Ficará desiludido quem lê este livro à espera de um worldbuilding fantástico, de um sistema de magia à lá Sanderson ou coisa que o valha, de um universo absolutamente novo. As diferenças para o "nosso" mundo são subtis. A magia neste livro não é mais que "lost in translation", o poder daquilo que se perde na tradução de duas palavras inscritas numa barra de prata. Para um leitor que, por definição, gosta tanto de ler e do poder da palavra este é um conceito fantástico. Apesar de haver muitas páginas dedicadas à linguagem, ao seu poder e à tradução, este não é um livro de linguística - mesmo que todas as notas de rodapé nos remetam para tal. Na verdade esta torrente de notas de rodapé faz-me lembrar o livro Jonathan Strange e Mr. Norrel,  uma vez que ambos pegam na História, na realidade histórica e a distorcem, brincam com ela, criam uma jogo de imagens e acabam por ser uma espécie de jogo de diferenças. Mas eu gostei bem mais do Jonathan Strange e Mr. Norrel.

Robin Swift é um órfão oriundo de Cantão, que veio para Inglaterra com um propósito muito específico: aprender o máximo de línguas possível de forma a ingressar em Babel, o instituto de tradução de Oxfort, na idade certa. A desenraizamento deste miúdo começa aqui. Num livro que fala do poder das palavras não é possível ignorar que a este menino é pedido que escolha um novo nome mais inglês. Quer o percebamos nessa altura ou mais à frente começa aqui a "questão de identidade" que perseguirá Robin ao longo de toda a vida. Já em Babel, seguimos o grupo de amigos de Robin: Ramy, nascido em Calcutá e educado em Inglaterra; Victoire, nascida no Haiti mas que cresceu em França; Letty, nada e criada em Inglaterra, uma verdadeira rosa inglesa. São, em Babel, o grupo dos outsiders. Curiosamente são, ao mesmo, tempo o maior trunfo de Babel. Aliás, Babel reflecte o mundo que R.F Kuang nos quer efectivamente mostrar. Destes meninos, trazidos sem escolha das colónias inglesas, espera-se subserviência, agradecimento e nada mais que uma atitude de gratidão por lhes ter sido dada a oportunidade de viver como ingleses. Bem, quase, porque se espera que passem a sua vida a devolver a Inglaterra o favor. Para sempre serão devedores dessa benevolência. 

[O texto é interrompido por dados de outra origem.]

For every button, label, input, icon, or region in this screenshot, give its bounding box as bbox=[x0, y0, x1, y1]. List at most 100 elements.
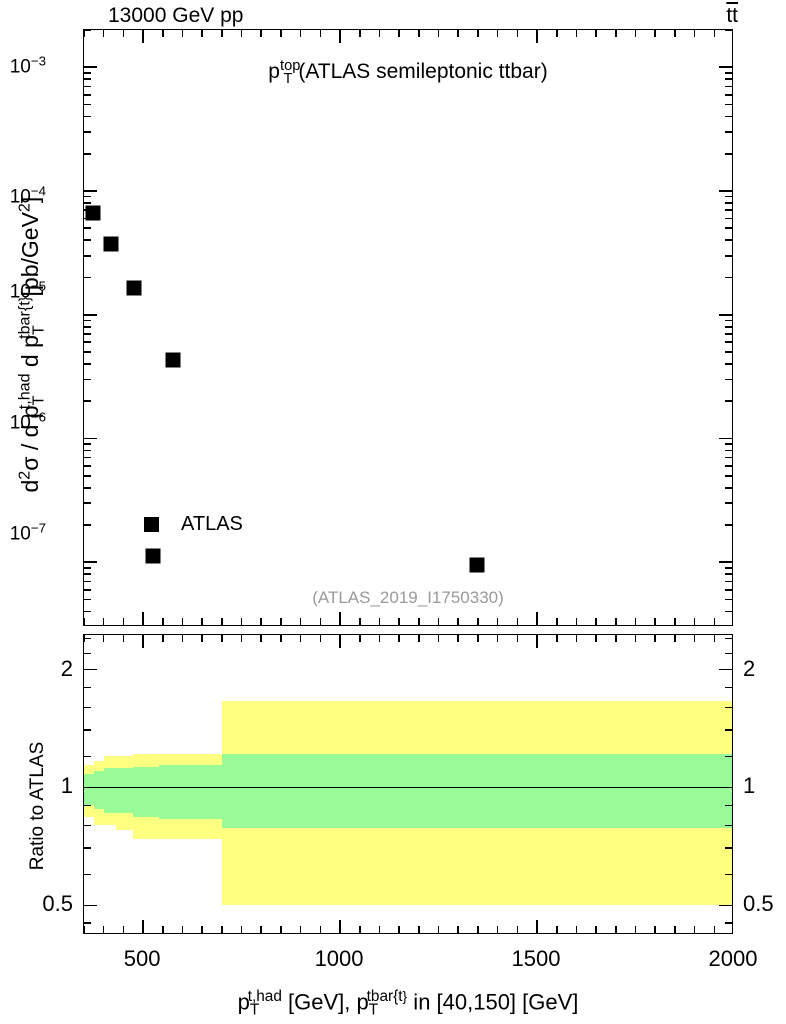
x-tick-label: 2000 bbox=[708, 946, 758, 971]
ratio-x-minor-tick-bottom bbox=[575, 926, 578, 933]
ratio-x-minor-tick-top bbox=[319, 635, 322, 642]
x-axis-minor-tick-top bbox=[418, 30, 420, 37]
y-axis-minor-tick-right bbox=[725, 131, 732, 133]
data-point-atlas bbox=[103, 236, 119, 252]
y-axis-minor-tick-right bbox=[725, 524, 732, 526]
ratio-x-major-tick-top bbox=[339, 635, 341, 648]
x-axis-minor-tick-top bbox=[221, 30, 223, 37]
ratio-y-minor-tick bbox=[84, 873, 91, 876]
ratio-x-minor-tick-bottom bbox=[634, 926, 637, 933]
x-axis-minor-tick-top bbox=[201, 30, 203, 37]
ratio-x-minor-tick-top bbox=[418, 635, 420, 642]
ratio-x-minor-tick-bottom bbox=[457, 926, 460, 933]
x-axis-minor-tick-bottom bbox=[161, 618, 164, 625]
y-axis-major-tick bbox=[84, 66, 97, 69]
y-axis-minor-tick bbox=[84, 341, 91, 344]
x-axis-minor-tick-bottom bbox=[260, 618, 263, 625]
ratio-y-minor-tick-right bbox=[725, 873, 732, 876]
y-axis-minor-tick-right bbox=[725, 567, 732, 569]
ratio-x-minor-tick-bottom bbox=[378, 926, 381, 933]
legend: ATLAS bbox=[144, 513, 243, 536]
ratio-x-minor-tick-bottom bbox=[161, 926, 164, 933]
ratio-x-minor-tick-bottom bbox=[84, 926, 85, 933]
ratio-x-minor-tick-top bbox=[102, 635, 105, 642]
x-axis-label: pTt,had [GeV], pTtbar{t} in [40,150] [Ge… bbox=[237, 988, 579, 1019]
ratio-y-major-tick bbox=[84, 668, 97, 671]
ratio-x-minor-tick-top bbox=[457, 635, 460, 642]
y-axis-minor-tick-right bbox=[725, 319, 732, 322]
ratio-reference-line bbox=[84, 786, 732, 789]
ratio-y-minor-tick bbox=[84, 922, 91, 925]
ratio-y-minor-tick-right bbox=[725, 652, 732, 655]
x-axis-minor-tick-bottom bbox=[398, 618, 400, 625]
y-axis-minor-tick-right bbox=[725, 474, 732, 477]
y-axis-minor-tick bbox=[84, 93, 91, 96]
ratio-x-major-tick-bottom bbox=[142, 920, 144, 933]
x-axis-minor-tick-bottom bbox=[477, 618, 479, 625]
legend-marker-atlas bbox=[144, 517, 159, 532]
ratio-x-minor-tick-top bbox=[674, 635, 676, 642]
ratio-x-minor-tick-top bbox=[221, 635, 223, 642]
ratio-x-minor-tick-top bbox=[634, 635, 637, 642]
x-axis-minor-tick-top bbox=[615, 30, 617, 37]
y-axis-minor-tick bbox=[84, 573, 91, 576]
x-axis-minor-tick-bottom bbox=[280, 618, 282, 625]
ratio-y-major-tick-right bbox=[719, 786, 732, 789]
y-axis-minor-tick bbox=[84, 276, 91, 279]
y-axis-minor-tick-right bbox=[725, 72, 732, 74]
x-axis-minor-tick-bottom bbox=[575, 618, 578, 625]
y-axis-minor-tick bbox=[84, 378, 91, 381]
x-axis-minor-tick-bottom bbox=[496, 618, 499, 625]
y-axis-minor-tick-right bbox=[725, 195, 732, 198]
y-axis-minor-tick-right bbox=[725, 580, 732, 583]
ratio-x-major-tick-bottom bbox=[536, 920, 538, 933]
ratio-band-inner bbox=[93, 771, 104, 810]
y-axis-minor-tick-right bbox=[725, 573, 732, 576]
ratio-x-major-tick-top bbox=[142, 635, 144, 648]
x-tick-label: 1000 bbox=[314, 946, 364, 971]
ratio-x-minor-tick-top bbox=[201, 635, 203, 642]
y-axis-minor-tick bbox=[84, 131, 91, 133]
ratio-x-minor-tick-top bbox=[595, 635, 597, 642]
ratio-x-minor-tick-bottom bbox=[181, 926, 184, 933]
ratio-x-minor-tick-top bbox=[654, 635, 656, 642]
y-axis-minor-tick-right bbox=[725, 378, 732, 381]
y-axis-minor-tick-right bbox=[725, 588, 732, 591]
ratio-x-minor-tick-bottom bbox=[319, 926, 322, 933]
y-axis-minor-tick bbox=[84, 319, 91, 322]
x-axis-minor-tick-top bbox=[240, 30, 243, 37]
y-axis-minor-tick-right bbox=[725, 115, 732, 118]
x-axis-minor-tick-top bbox=[496, 30, 499, 37]
ratio-x-minor-tick-top bbox=[516, 635, 519, 642]
ratio-x-minor-tick-bottom bbox=[299, 926, 302, 933]
x-axis-minor-tick-bottom bbox=[102, 618, 105, 625]
ratio-x-minor-tick-bottom bbox=[201, 926, 203, 933]
y-axis-minor-tick-right bbox=[725, 78, 732, 81]
y-tick-label-1e-7: 10−7 bbox=[9, 520, 46, 545]
x-axis-minor-tick-top bbox=[398, 30, 400, 37]
x-axis-minor-tick-bottom bbox=[201, 618, 203, 625]
x-axis-minor-tick-top bbox=[595, 30, 597, 37]
ratio-x-minor-tick-bottom bbox=[516, 926, 519, 933]
y-axis-minor-tick-right bbox=[725, 333, 732, 335]
data-point-atlas bbox=[165, 352, 181, 368]
y-axis-minor-tick-right bbox=[725, 598, 732, 601]
x-axis-major-tick-bottom bbox=[142, 612, 144, 625]
ratio-x-minor-tick-top bbox=[280, 635, 282, 642]
x-axis-minor-tick-top bbox=[437, 30, 440, 37]
ratio-x-minor-tick-top bbox=[398, 635, 400, 642]
y-axis-minor-tick-right bbox=[725, 400, 732, 403]
y-axis-minor-tick-right bbox=[725, 254, 732, 257]
y-axis-minor-tick bbox=[84, 333, 91, 335]
ratio-x-minor-tick-top bbox=[555, 635, 558, 642]
x-axis-major-tick-top bbox=[142, 30, 144, 43]
y-axis-minor-tick-right bbox=[725, 486, 732, 489]
ratio-y-minor-tick-right bbox=[725, 847, 732, 849]
y-axis-minor-tick bbox=[84, 502, 91, 505]
y-axis-major-tick bbox=[84, 437, 97, 440]
x-axis-minor-tick-top bbox=[378, 30, 381, 37]
ratio-y-minor-tick-right bbox=[725, 686, 732, 689]
y-axis-minor-tick bbox=[84, 239, 91, 242]
y-axis-minor-tick-right bbox=[725, 103, 732, 106]
x-axis-major-tick-top bbox=[536, 30, 538, 43]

Já perceberam certamente que as questões de identidade e do colonialismo são centrais neste livro. Bem, isso e a questão que o subtítulo levanta "há, ou não, uma real necessidade de violência?"

Já acabei de ler este livro há algum tempo e ainda não consigo ter uma opinião completamente formada. Não me apaixonei, confesso, apesar de achar que é um livro que tem bastantes virtudes, nomeadamente o não ser minimamente meigo para com o leitor e abordar temas interessantes sob perspectivas interessantes. Acho que o que falhou para mim foi a construção dos personagens. Num calhamaço pareceu-me demasiado pouco que a única personagem realmente desenvolvida seja Robin. Apesar dos interlúdios nunca conhecemos realmente Rami, Letti ou Victoire, apenas os conhecemos na sua relação com Robin. Os interlúdios que nos levam ao passado são apenas uma forma fácil de explicar algumas atitudes como se o presente ou passado recente não tivessem qualquer poder ou influencia.